You know I was just thinking to myself the other day – we’ve been blessed by many consecutive weeks, almost the entire summer actually, without any Rossum. Perhaps sensing this, Rossum is back, and punishing us for lost time in the worst way with a triple dose of the special sugar-raping brand of nasty ass nausea only she can deliver.
Considering yourself warned. I strapped myself down to a chair and forced myself to watch this. Then I went to the washroom and dug out all the ingrown hairs on my legs with extra sharp tweezers, picking at them like a junkie and his scabs. This is the effect of Emmy Rossum. Emmy Rossum is so f*cking revolting she makes you want to hurt yourself.
She posted a new video of herself on YouTube. From that “album” she released a few months back, remember? The one that failed miserably?
Emmy claims she did this for “fun”. For her fans. Yes… it’s true. Some people are so sick in the head they actually care about the career of the Rossum. WTF???
Emmy’s message to them:
Just for fun, I made this video for you. It's not professional or anything, just me with a camera in my room. As you'll see, even my dog Sugar is in it -- he was pretty excited for his close-up. It was pretty fun making it by myself. I hope you like it or it makes you laugh.
She shot it by herself?
Is that why the lighting is perfect in every scene?
And the wind machine?
This sh*t that she just “made by herself in her bedroom” is slicker than some Canadian tv shows!
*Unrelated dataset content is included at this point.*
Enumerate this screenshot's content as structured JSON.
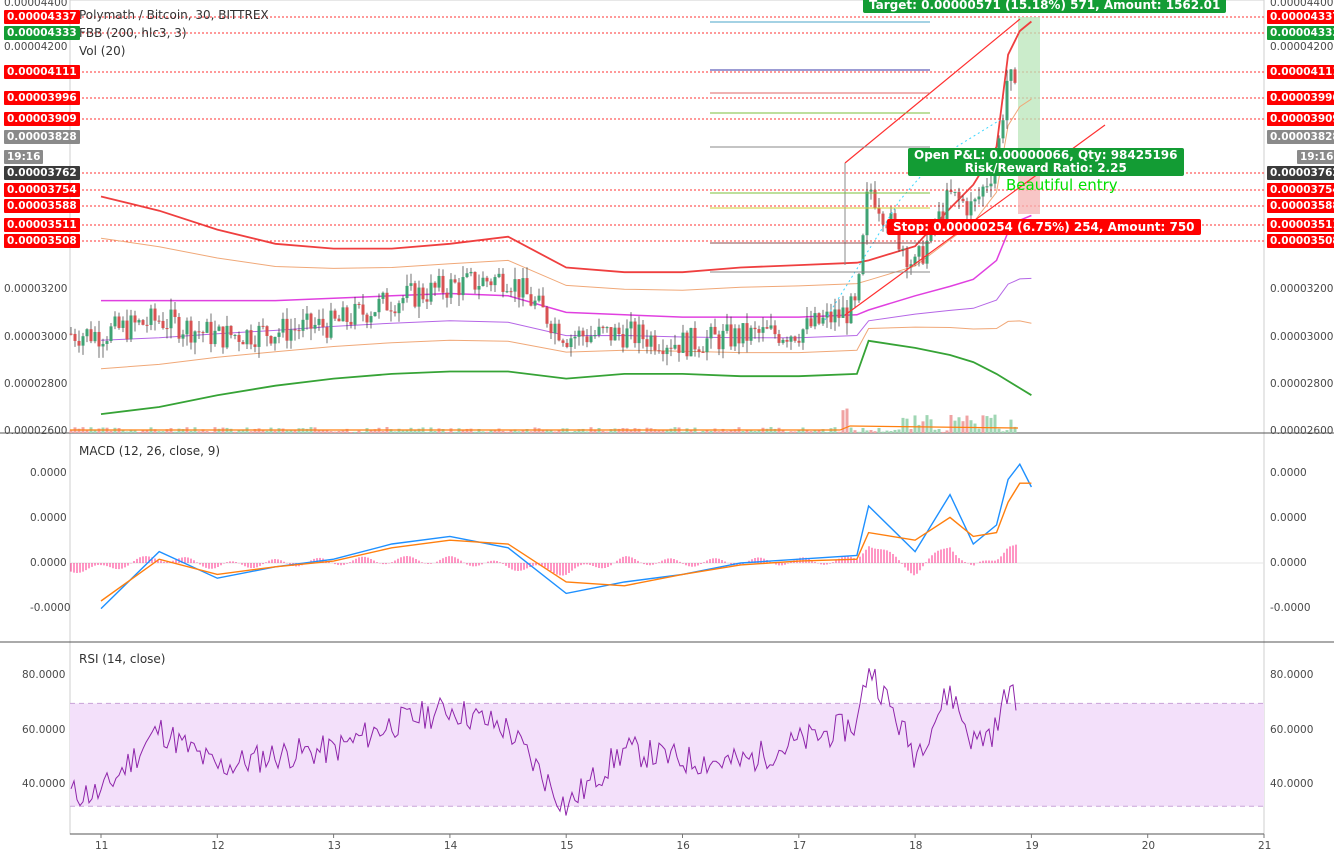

HER DOG’s NAME IS SUGAR!!!!
Anyway… suffer through Rossum’s operatic enunciation below. Try not to jump off your building afterwards.
And finally, a brand new round of Would You Rather!
Would you rather:
Be friends with Emmy Rossum or …install a f&ckin’ grill in your mouth like Brooke Hogan?
As always, WYR is the game of sh*t vs diarrhea. Choose wisely.